How to maintain all customer requirements?

Wyatt13

Registered
***I think this question has likely been addressed already but it's difficult to narrow down throughout the different threads***
The company I work for makes individual components for most industries(Aero, Medical, Auto, Oil & Gas & Off Highway) Our current process for maintaining customer specific requirements is to have them listed in an excel sheet for each customer. For some of our customers the "Master Document" they have all of their requirements flown down on is Rev controlled and that Rev is flown down on their PO. That makes it simple to keep track of the rev and the Quality department records their interpretation of the requirement in the excel sheet so the customer service rep processing the order can verify our notes are up to date and valid. Unfortunately, we have plenty of customers that do not flow down their requirements so nicely and our process isn't really effective since the second we publish the excel with the requirements it is more or less out dated.
What I am looking for is how other companies organize these requirements and are able to keep up with them. We have such a large customer base and variety of customer types that maintaining this has not been efficient or effective.
Thank you in advance! (Sidenote: I am in school right now and learning the proper lingo/processes. Everything I have learned up to this point has been on the job, which can be good and bad )
 

Ronen E

Problem Solver
Moderator
Hello,

In my opinion the issue here is not the tool or the technique. It's more about state of mind.

Requirements and specification can be dynamic, but they can't float around with no boundaries. When a quote is issued (or an offer is made, e.g. via a catalogue or website), it is to a given set of specifications. When a PO is received, it is to a given set of specifications, which goes on to manufacturing, inspection, logistics etc.
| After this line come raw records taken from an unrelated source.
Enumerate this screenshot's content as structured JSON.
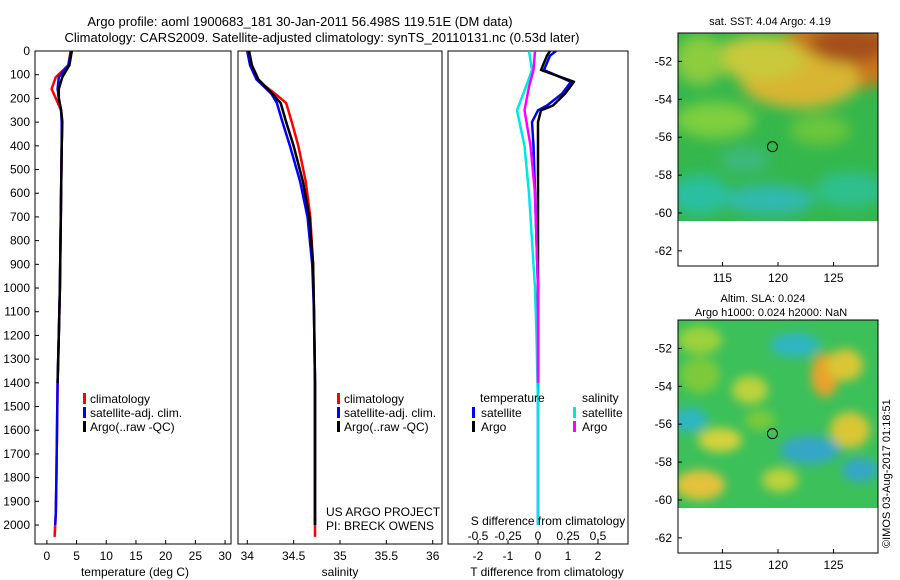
{
  "figure": {
    "title_line1": "Argo profile: aoml 1900683_181 30-Jan-2011 56.498S 119.51E (DM data)",
    "title_line2": "Climatology: CARS2009. Satellite-adjusted climatology: synTS_20110131.nc (0.53d later)",
    "credit": "US ARGO PROJECT",
    "pi": "PI: BRECK OWENS",
    "watermark": "©IMOS 03-Aug-2017 01:18:51"
  },
  "colors": {
    "climatology": "#ff0000",
    "satellite": "#0000ff",
    "argo": "#000000",
    "satellite_s": "#00e5e5",
    "argo_s": "#ff00ff"
  },
  "chart_data": [
    {
      "type": "line",
      "xlabel": "temperature (deg C)",
      "ylabel": "",
      "xlim": [
        -2,
        31
      ],
      "ylim": [
        2080,
        0
      ],
      "xticks": [
        0,
        5,
        10,
        15,
        20,
        25,
        30
      ],
      "yticks": [
        0,
        100,
        200,
        300,
        400,
        500,
        600,
        700,
        800,
        900,
        1000,
        1100,
        1200,
        1300,
        1400,
        1500,
        1600,
        1700,
        1800,
        1900,
        2000
      ],
      "legend": [
        "climatology",
        "satellite-adj. clim.",
        "Argo(..raw -QC)"
      ],
      "series": [
        {
          "name": "climatology",
          "color": "#ff0000",
          "x": [
            4.0,
            3.6,
            1.5,
            0.8,
            1.5,
            2.4,
            2.6,
            2.5,
            2.4,
            2.3,
            2.2,
            2.0,
            1.8,
            1.7,
            1.6,
            1.5,
            1.3
          ],
          "y": [
            0,
            60,
            110,
            160,
            200,
            250,
            300,
            400,
            600,
            800,
            1000,
            1200,
            1400,
            1600,
            1800,
            1950,
            2050
          ]
        },
        {
          "name": "satellite-adj. clim.",
          "color": "#0000ff",
          "x": [
            4.1,
            3.6,
            2.0,
            1.8,
            2.0,
            2.4,
            2.5,
            2.5,
            2.4,
            2.3,
            2.2,
            2.0,
            1.8,
            1.7,
            1.6,
            1.5,
            1.4
          ],
          "y": [
            0,
            60,
            110,
            160,
            200,
            250,
            300,
            400,
            600,
            800,
            1000,
            1200,
            1400,
            1600,
            1800,
            1950,
            2000
          ]
        },
        {
          "name": "Argo(..raw -QC)",
          "color": "#000000",
          "x": [
            4.2,
            3.8,
            2.6,
            2.0,
            2.0,
            2.4,
            2.6,
            2.5,
            2.4,
            2.3,
            2.2,
            2.0,
            1.8
          ],
          "y": [
            0,
            60,
            110,
            160,
            200,
            250,
            300,
            400,
            600,
            800,
            1000,
            1200,
            1400
          ]
        }
      ]
    },
    {
      "type": "line",
      "xlabel": "salinity",
      "xlim": [
        33.9,
        36.1
      ],
      "ylim": [
        2080,
        0
      ],
      "xticks": [
        34,
        34.5,
        35,
        35.5,
        36
      ],
      "legend": [
        "climatology",
        "satellite-adj. clim.",
        "Argo(..raw -QC)"
      ],
      "series": [
        {
          "name": "climatology",
          "color": "#ff0000",
          "x": [
            34.0,
            34.03,
            34.1,
            34.3,
            34.42,
            34.48,
            34.55,
            34.63,
            34.68,
            34.71,
            34.72,
            34.73,
            34.73,
            34.73
          ],
          "y": [
            0,
            60,
            120,
            180,
            220,
            300,
            400,
            550,
            700,
            900,
            1100,
            1400,
            1800,
            2050
          ]
        },
        {
          "name": "satellite-adj. clim.",
          "color": "#0000ff",
          "x": [
            34.0,
            34.03,
            34.1,
            34.26,
            34.32,
            34.38,
            34.46,
            34.57,
            34.65,
            34.7,
            34.72,
            34.73,
            34.73,
            34.73
          ],
          "y": [
            0,
            60,
            120,
            180,
            220,
            300,
            400,
            550,
            700,
            900,
            1100,
            1400,
            1800,
            2000
          ]
        },
        {
          "name": "Argo(..raw -QC)",
          "color": "#000000",
          "x": [
            34.02,
            34.05,
            34.12,
            34.27,
            34.36,
            34.42,
            34.5,
            34.6,
            34.67,
            34.71,
            34.72,
            34.73,
            34.73,
            34.73
          ],
          "y": [
            0,
            60,
            120,
            180,
            220,
            300,
            400,
            550,
            700,
            900,
            1100,
            1400,
            1800,
            2000
          ]
        }
      ]
    },
    {
      "type": "line",
      "xlabel": "T difference from climatology",
      "xlabel_top": "S difference from climatology",
      "xlim": [
        -3,
        3
      ],
      "ylim": [
        2080,
        0
      ],
      "xticks": [
        -2,
        -1,
        0,
        1,
        2
      ],
      "xticks_s_labels": [
        "-0.5",
        "-0.25",
        "0",
        "0.25",
        "0.5"
      ],
      "legend_groups": [
        {
          "heading": "temperature",
          "items": [
            "satellite",
            "Argo"
          ]
        },
        {
          "heading": "salinity",
          "items": [
            "satellite",
            "Argo"
          ]
        }
      ],
      "series": [
        {
          "name": "temperature satellite",
          "color": "#0000ff",
          "x": [
            0.6,
            0.4,
            0.2,
            1.1,
            0.8,
            0.3,
            0.0,
            -0.2,
            -0.15,
            -0.1,
            -0.05,
            0.0,
            0.0,
            0.0,
            0.0
          ],
          "y": [
            0,
            20,
            80,
            130,
            180,
            230,
            250,
            300,
            400,
            600,
            800,
            1000,
            1400,
            1800,
            2000
          ]
        },
        {
          "name": "temperature Argo",
          "color": "#000000",
          "x": [
            0.4,
            0.3,
            0.1,
            1.2,
            0.9,
            0.5,
            0.1,
            0.0,
            0.0,
            0.0,
            0.0,
            0.0,
            0.0
          ],
          "y": [
            0,
            20,
            80,
            130,
            180,
            230,
            250,
            300,
            400,
            600,
            800,
            1000,
            1400
          ]
        },
        {
          "name": "salinity satellite",
          "color": "#00e5e5",
          "x": [
            -0.3,
            -0.2,
            -0.4,
            -0.7,
            -0.45,
            -0.3,
            -0.2,
            -0.1,
            -0.05,
            0.0,
            0.0,
            0.0
          ],
          "y": [
            0,
            80,
            150,
            250,
            400,
            600,
            800,
            1000,
            1200,
            1500,
            1800,
            2000
          ]
        },
        {
          "name": "salinity Argo",
          "color": "#ff00ff",
          "x": [
            -0.1,
            -0.15,
            -0.3,
            -0.45,
            -0.25,
            -0.1,
            -0.05,
            0.0,
            0.0,
            0.0
          ],
          "y": [
            0,
            80,
            150,
            250,
            400,
            600,
            800,
            1000,
            1200,
            1400
          ]
        }
      ]
    },
    {
      "type": "heatmap",
      "title": "sat. SST: 4.04  Argo: 4.19",
      "xlim": [
        111,
        129
      ],
      "ylim": [
        -62.8,
        -50.5
      ],
      "xticks": [
        115,
        120,
        125
      ],
      "yticks": [
        -52,
        -54,
        -56,
        -58,
        -60,
        -62
      ],
      "data_south_limit": -60,
      "marker": [
        119.5,
        -56.5
      ]
    },
    {
      "type": "heatmap",
      "title_line1": "Altim. SLA: 0.024",
      "title_line2": "Argo h1000: 0.024 h2000: NaN",
      "xlim": [
        111,
        129
      ],
      "ylim": [
        -62.8,
        -50.5
      ],
      "xticks": [
        115,
        120,
        125
      ],
      "yticks": [
        -52,
        -54,
        -56,
        -58,
        -60,
        -62
      ],
      "data_south_limit": -60,
      "marker": [
        119.5,
        -56.5
      ]
    }
  ]
}
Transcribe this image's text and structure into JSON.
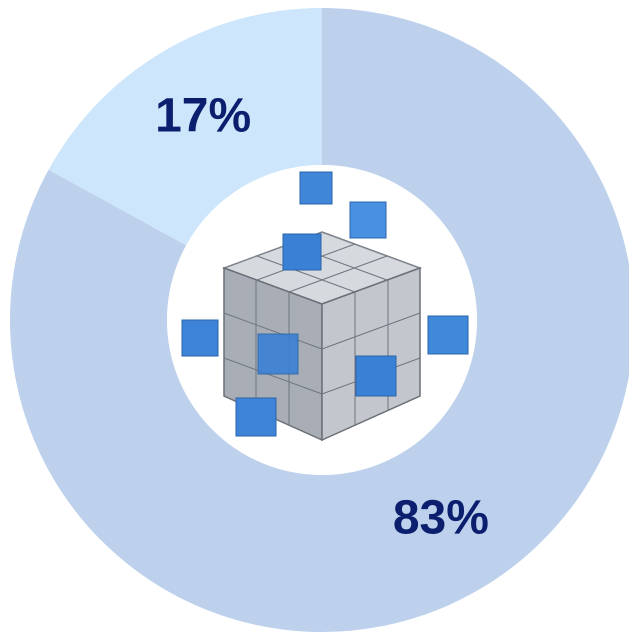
{
  "chart_data": {
    "type": "donut",
    "values": [
      83,
      17
    ],
    "value_labels": [
      "83%",
      "17%"
    ],
    "colors": [
      "#bdd1ec",
      "#cde6fb"
    ],
    "label_color": "#0b1f6e"
  }
}
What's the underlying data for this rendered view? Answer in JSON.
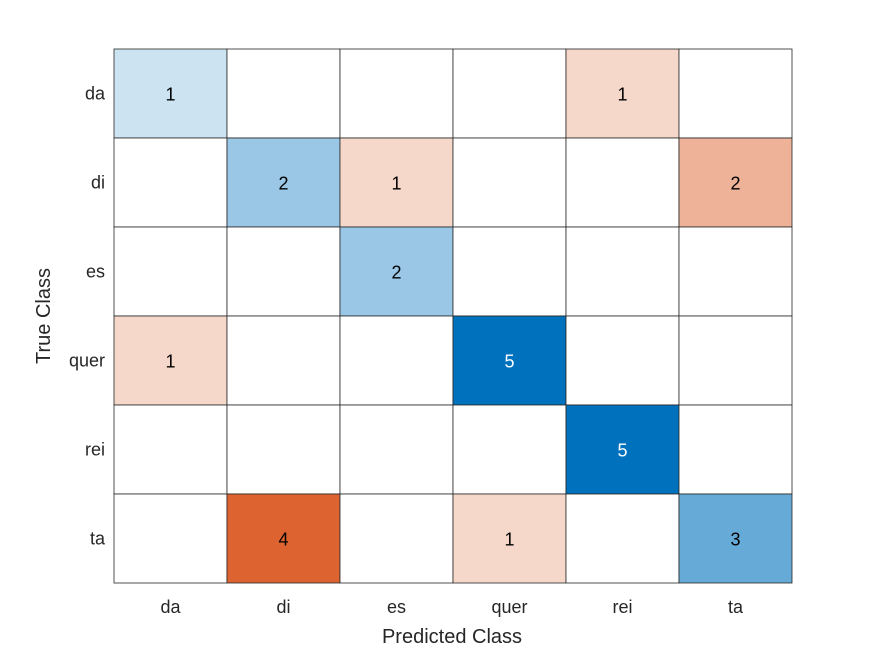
{
  "chart_data": {
    "type": "heatmap",
    "title": "",
    "xlabel": "Predicted Class",
    "ylabel": "True Class",
    "x_categories": [
      "da",
      "di",
      "es",
      "quer",
      "rei",
      "ta"
    ],
    "y_categories": [
      "da",
      "di",
      "es",
      "quer",
      "rei",
      "ta"
    ],
    "values": [
      [
        1,
        0,
        0,
        0,
        1,
        0
      ],
      [
        0,
        2,
        1,
        0,
        0,
        2
      ],
      [
        0,
        0,
        2,
        0,
        0,
        0
      ],
      [
        1,
        0,
        0,
        5,
        0,
        0
      ],
      [
        0,
        0,
        0,
        0,
        5,
        0
      ],
      [
        0,
        4,
        0,
        1,
        0,
        3
      ]
    ],
    "colors": {
      "diagonal": "#0072bd",
      "off_diagonal": "#d95319",
      "grid_line": "#262626",
      "light_text": "#ffffff",
      "dark_text": "#000000"
    }
  }
}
Some people have a hard time accepting the above. Hence the "once the specification is issued, it's practically already obsolete" mentality. No, once the PO is issued, the specification is locked in, unless the supplier (your company) agrees otherwise! Without establishing this in your org culture, and with ALL your clients, the problem can't be solved. At most, it might be mitigated/managed, or the likes - but that's not my specialty so I can't help with that.

What you might need is a good configuration management system/tool. A large collection of Excel files is not the best way to manage a large collection of diverse clients with dynamic requirements. When you have such a system, it's clear what each config includes (requirements) and which config was quoted/offered, ordered, manufactured and supplied.